Man has been using herbs for health and healing for a long time. Greeks and Romans used them. Egyptians used them. The ancient Chinese and Sumarians used them and they probably learned how to use them from their prehistoric forebearers. But how did it all BEGIN? Trial and error? Watching sick or wounded animals instinctively eat a particular shrub? Mere happenstance? Extraterrestrial visitors? Regardless, much in the way of archeological evidence clearly proves that they did use them.
It is not our intent to talk about the use of herbs for curing or preventing disease. To do so would be a foolish replication of the work hundreds of brilliant herbalists have done so very well already. We want to talk sports, and in the harsh world of the caveman, where only the strong survived, EVERYONE was an athlete, both by natural selection and by the normal exignecies of their physically demanding lifestyle.
By all accounts, the era of cave dwellers is when herbalism took root. If you will allow us to press the point that these early humans were ALL athletes in a broad sense of the term, it follows that their use of herbs was probably inspired by their critical need to perform at peak efficiency in order to survive.
We believe that one's need to perform optimally as a critical element of one's survival skills remained throughout history. Hard-working humans bent on surviving were conditioned to a similar extent as modern day athletes. They ran, they jumped, they fought, they pulled and pushed against rocks, brush, and game for food, clothes and shelter.
Only recently has man had little use for physical prowess as a survival skill. In other words, an important difference between cave dwellers of yore and athletes of today is that the old timers were conditioned by their survivalist lifestyles. Today's athletes must actually make a POINT of getting into shape because their lifestyles are utterly sedentary by comparison !
If you buy into this way of thinking, you will realize that many of the herbs used for centuries by our predecessors went far beyond providing mere health or prophylaxis against disease. If you got sick back then, you would either die or get better FAST! Your life depended on you being in optimal health, and it's not unreasonable to assume that the cavemen were painfully aware of this need.
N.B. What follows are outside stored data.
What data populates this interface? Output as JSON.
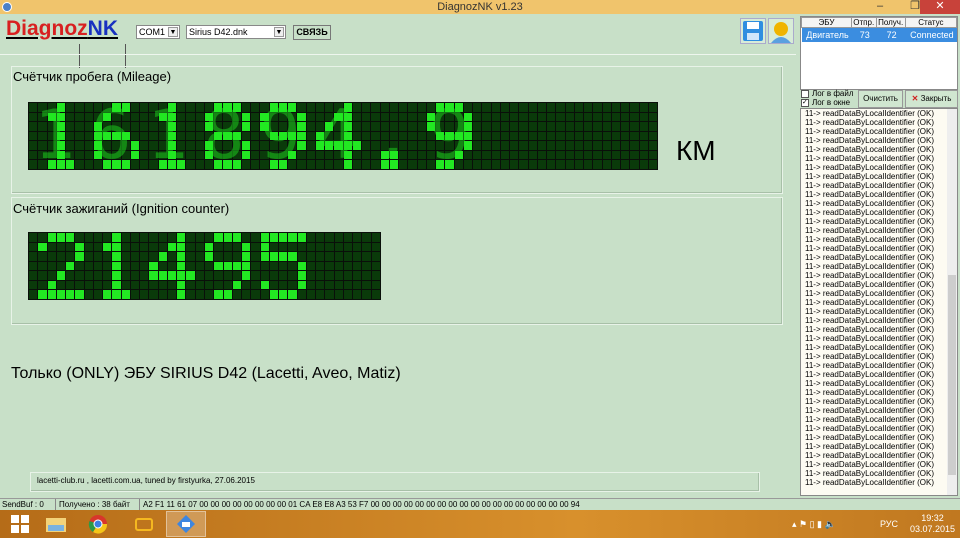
{
  "window": {
    "title": "DiagnozNK v1.23",
    "minimize": "–",
    "maximize": "❐",
    "close": "✕"
  },
  "toolbar": {
    "logo_part1": "Diagnoz",
    "logo_part2": "NK",
    "port": "COM1",
    "profile": "Sirius D42.dnk",
    "connect_label": "СВЯЗЬ",
    "save_icon": "floppy-disk-icon",
    "user_icon": "user-icon"
  },
  "mileage": {
    "title": "Счётчик пробега (Mileage)",
    "value": "161894.9",
    "unit": "КМ"
  },
  "ignition": {
    "title": "Счётчик зажиганий (Ignition counter)",
    "value": "21495"
  },
  "led_colors": {
    "on": "#22e822",
    "off": "#0a3a0a"
  },
  "note": "Только (ONLY) ЭБУ SIRIUS D42 (Lacetti, Aveo, Matiz)",
  "credits": "lacetti-club.ru , lacetti.com.ua, tuned by firstyurka, 27.06.2015",
  "status": {
    "sendbuf": "SendBuf : 0",
    "received": "Получено : 38 байт",
    "bytes": "A2 F1 11 61 07 00 00 00 00 00 00 00 00 01 CA E8 E8 A3 53 F7 00 00 00 00 00 00 00 00 00 00 00 00 00 00 00 00 00 00 94"
  },
  "ecu_table": {
    "headers": [
      "ЭБУ",
      "Отпр.",
      "Получ.",
      "Статус"
    ],
    "rows": [
      [
        "Двигатель",
        "73",
        "72",
        "Connected"
      ]
    ]
  },
  "log_panel": {
    "log_to_file": "Лог в файл",
    "log_to_file_checked": false,
    "log_in_window": "Лог в окне",
    "log_in_window_checked": true,
    "clear_label": "Очистить",
    "close_label": "Закрыть",
    "line": "11-> readDataByLocalIdentifier (OK)"
  },
  "taskbar": {
    "lang": "РУС",
    "time": "19:32",
    "date": "03.07.2015"
  }
}
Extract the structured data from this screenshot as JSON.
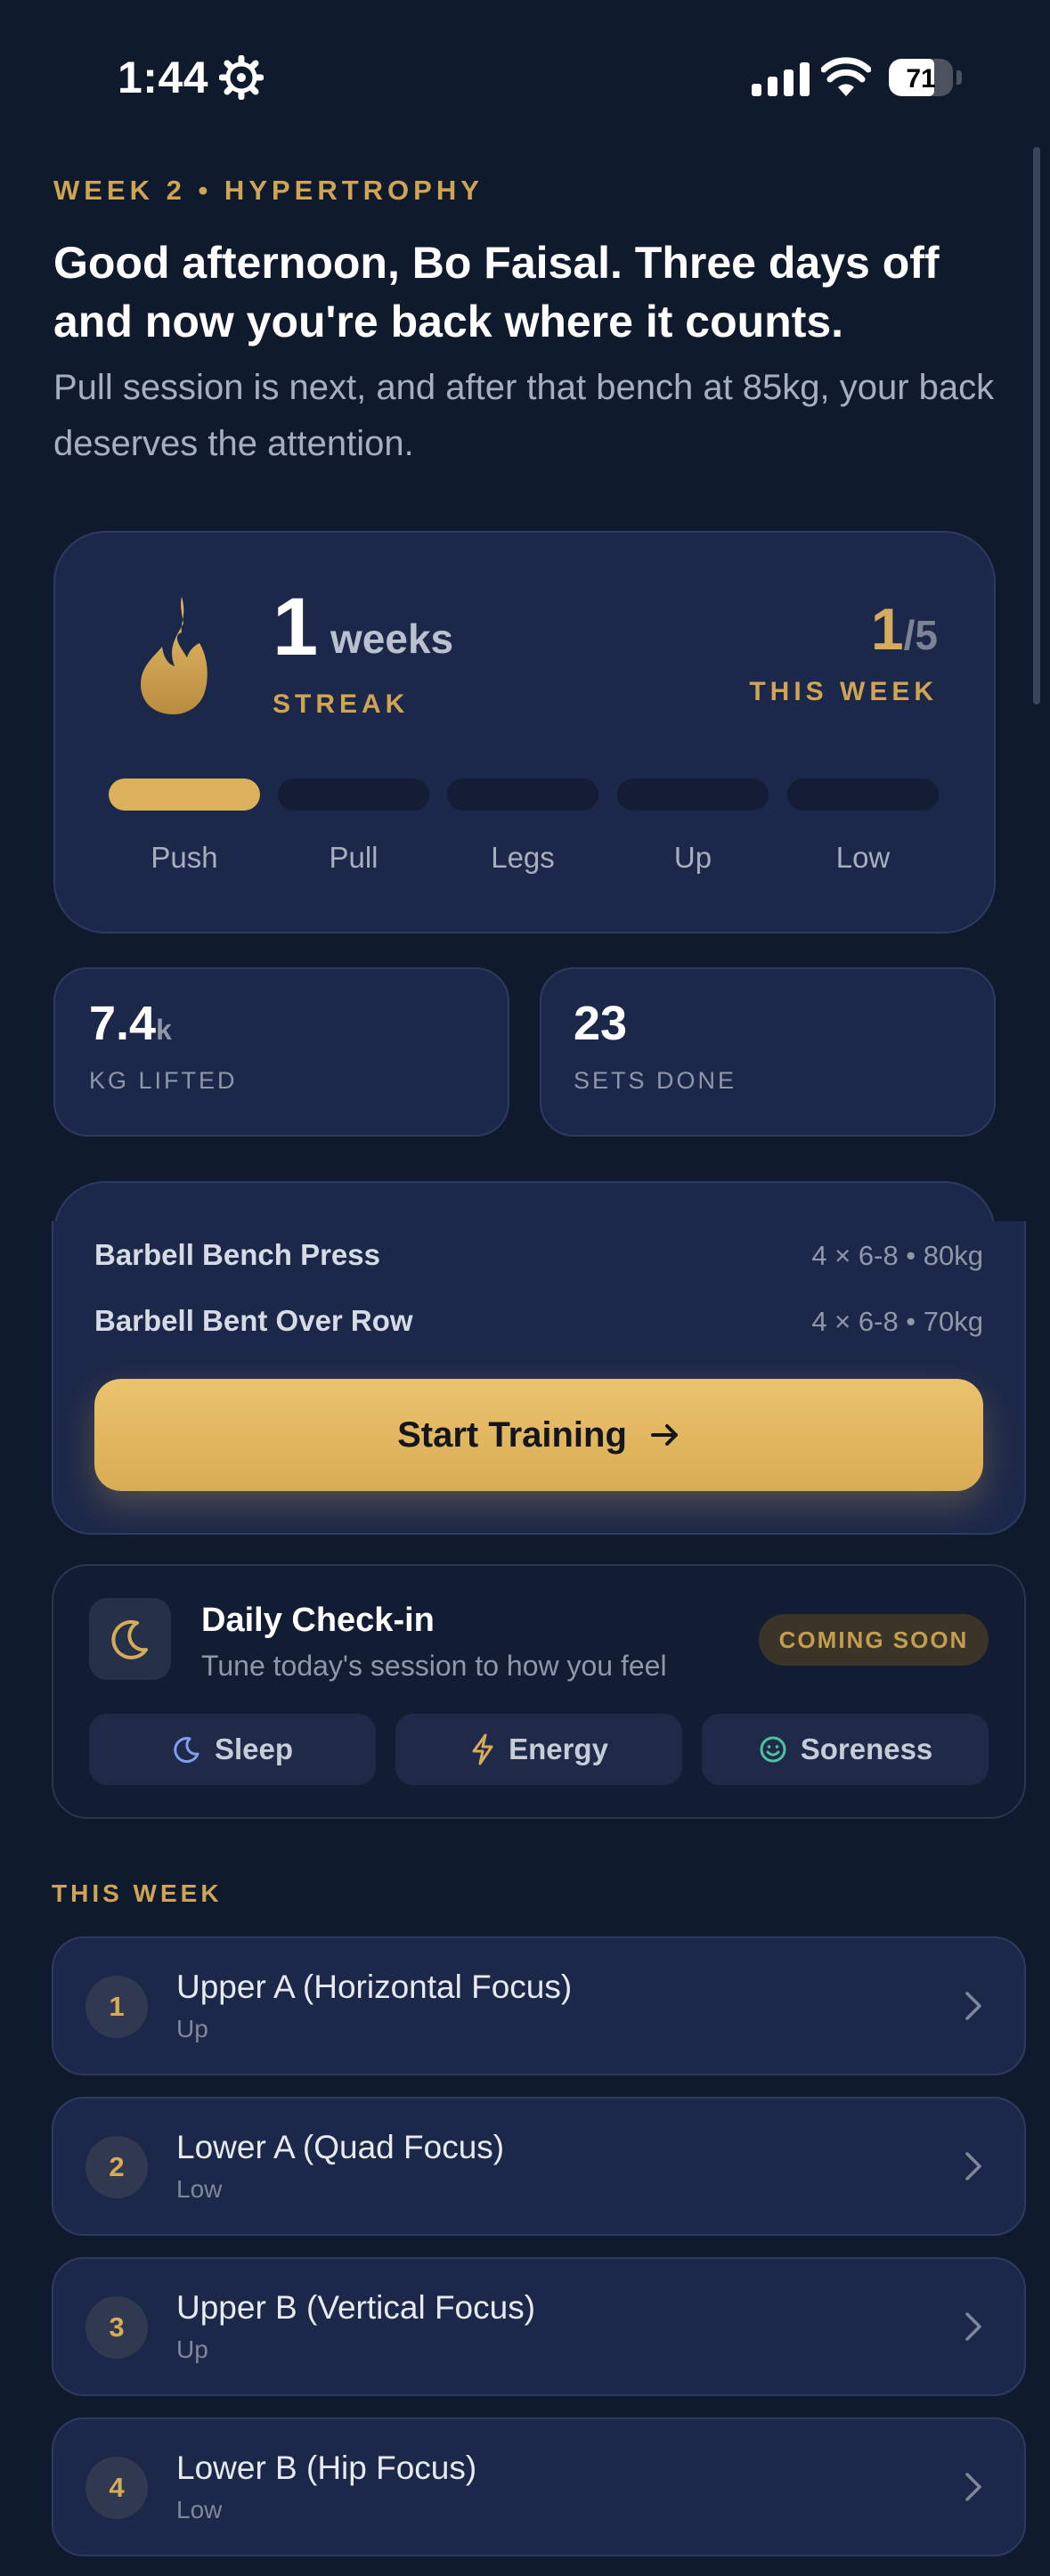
{
  "status_bar": {
    "time": "1:44",
    "battery": "71",
    "battery_level": 0.71
  },
  "header": {
    "eyebrow": "WEEK 2 • HYPERTROPHY",
    "greeting": "Good afternoon, Bo Faisal. Three days off and now you're back where it counts.",
    "subtitle": "Pull session is next, and after that bench at 85kg, your back deserves the attention."
  },
  "streak": {
    "value": "1",
    "unit": "weeks",
    "label": "STREAK",
    "week_done": "1",
    "week_total": "/5",
    "week_label": "THIS WEEK",
    "days": [
      {
        "label": "Push",
        "done": true
      },
      {
        "label": "Pull",
        "done": false
      },
      {
        "label": "Legs",
        "done": false
      },
      {
        "label": "Up",
        "done": false
      },
      {
        "label": "Low",
        "done": false
      }
    ]
  },
  "stats": [
    {
      "value": "7.4",
      "suffix": "k",
      "label": "KG LIFTED"
    },
    {
      "value": "23",
      "suffix": "",
      "label": "SETS DONE"
    }
  ],
  "workout": {
    "exercises": [
      {
        "name": "Barbell Bench Press",
        "meta": "4 × 6-8 • 80kg"
      },
      {
        "name": "Barbell Bent Over Row",
        "meta": "4 × 6-8 • 70kg"
      }
    ],
    "start_label": "Start Training"
  },
  "checkin": {
    "title": "Daily Check-in",
    "subtitle": "Tune today's session to how you feel",
    "badge": "COMING SOON",
    "chips": [
      {
        "label": "Sleep",
        "icon": "moon-icon"
      },
      {
        "label": "Energy",
        "icon": "lightning-icon"
      },
      {
        "label": "Soreness",
        "icon": "smile-icon"
      }
    ]
  },
  "this_week": {
    "label": "THIS WEEK",
    "sessions": [
      {
        "num": "1",
        "title": "Upper A (Horizontal Focus)",
        "sub": "Up"
      },
      {
        "num": "2",
        "title": "Lower A (Quad Focus)",
        "sub": "Low"
      },
      {
        "num": "3",
        "title": "Upper B (Vertical Focus)",
        "sub": "Up"
      },
      {
        "num": "4",
        "title": "Lower B (Hip Focus)",
        "sub": "Low"
      }
    ]
  },
  "colors": {
    "accent": "#d6ac5c",
    "background": "#101a2d",
    "card": "#1c2849"
  }
}
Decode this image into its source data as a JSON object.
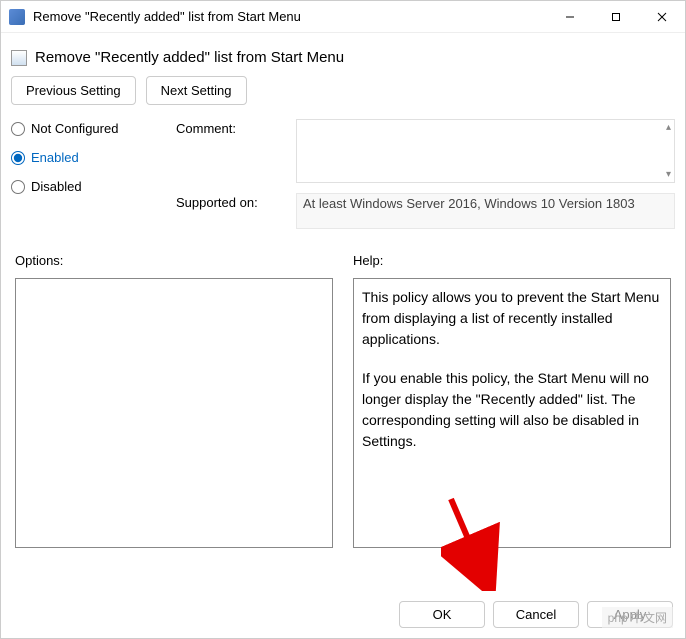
{
  "window": {
    "title": "Remove \"Recently added\" list from Start Menu"
  },
  "header": {
    "title": "Remove \"Recently added\" list from Start Menu"
  },
  "nav": {
    "previous": "Previous Setting",
    "next": "Next Setting"
  },
  "radios": {
    "not_configured": "Not Configured",
    "enabled": "Enabled",
    "disabled": "Disabled",
    "selected": "enabled"
  },
  "meta": {
    "comment_label": "Comment:",
    "comment_value": "",
    "supported_label": "Supported on:",
    "supported_value": "At least Windows Server 2016, Windows 10 Version 1803"
  },
  "panels": {
    "options_label": "Options:",
    "help_label": "Help:",
    "help_p1": "This policy allows you to prevent the Start Menu from displaying a list of recently installed applications.",
    "help_p2": "If you enable this policy, the Start Menu will no longer display the \"Recently added\" list. The corresponding setting will also be disabled in Settings."
  },
  "footer": {
    "ok": "OK",
    "cancel": "Cancel",
    "apply": "Apply"
  },
  "watermark": "php 中文网"
}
Healing or recovering quickly was critical for survival far more then than now. So was endurance. So was strength. And so was speed. Indeed, many of the organized sports practiced today mimic the physical skills needed for survival by our forebearers. Running, jumping, shooting, fighting, equestrian. The list goes on. These are the same physical attributes sedentary folks of today have chosen to eschew and ascribe instead to our athletes.
So, in the remainder of this book, several herbs and combinations of herbs will be discussed in light of their potential use by athletes. You may wonder whether an athlete who doesn't use performance enhancing drugs and only uses herbs would never be able to run with the "big dogs".
We think so. In fact we think that using drugs instead of herbs for athletic performance may even be an inferior (or worse, dangerous) practice. The notion that herbs are useless compared to drugs is also nonsense since over half of the drugs used to heal your body come from herbs. Cases In Point:
Helpful Herbs
Quinine :
Used to treat malaria, comes from the bark of the cinchona tree;
Aspirin :
(Today chemically imitated) comes from the bark of a white willow tree;
Ephedrine :
Used in many cold remedies, comes from the ephedra plant;
Penicillin :
Perhaps the most famous and widely used antibiotic, is produced by fungus;
Morphine :
Derived from opium poppy.
Whether you know it or not, and whether the drug companies like to admit it, herbs have always been (and still are) a vital part of your health and nutrition. More to the point, they are also quite relevant to the needs of athletes seeking peak performance capabilities.
They just need to be rediscovered for their ergogenic properties as they are beginning to for their medicinal ones. While there is quite a bit of solid scientific evidence documenting the use of herbs for good health and longevity, not a lot has been written about the use of herbs specifically for the purpose of improving or maximizing athletic performance. And this is rather strange.
Almost all ancient societies had their athletes and athletic competitions. They were revered as strongly then as they are today (remember, the Greeks gave quite a social status to their "Olympian" athletes). However, none has documented their training methods to any significant degree.
From what we do know, sporting competition was a reflection of their society ; skills in sport were similar to those used in battle and hunting. It is easy to see how wrestling, running, archery, the biatholon, the javelin and the martial arts all became competitive sports in ancient society. These sports contained the very skills of survival that the athletes used in their daily lives! In modern times, we have separated athletic performance and survival.
To see how athletes in history have used nature's sports pharmacy to enhance their athletic performance (whether it was meaning to improve overall health or specifically to win the olive wreath) we should look at the herbs they used to develop skills. What made them run faster ? What improved endurance? How did they increase strength through herbs ? What made them tough enough to face a raging bull in an enclosed arena ? Whatever it was, citius, altius, fortius was as much a slogan then as now among sportsmen.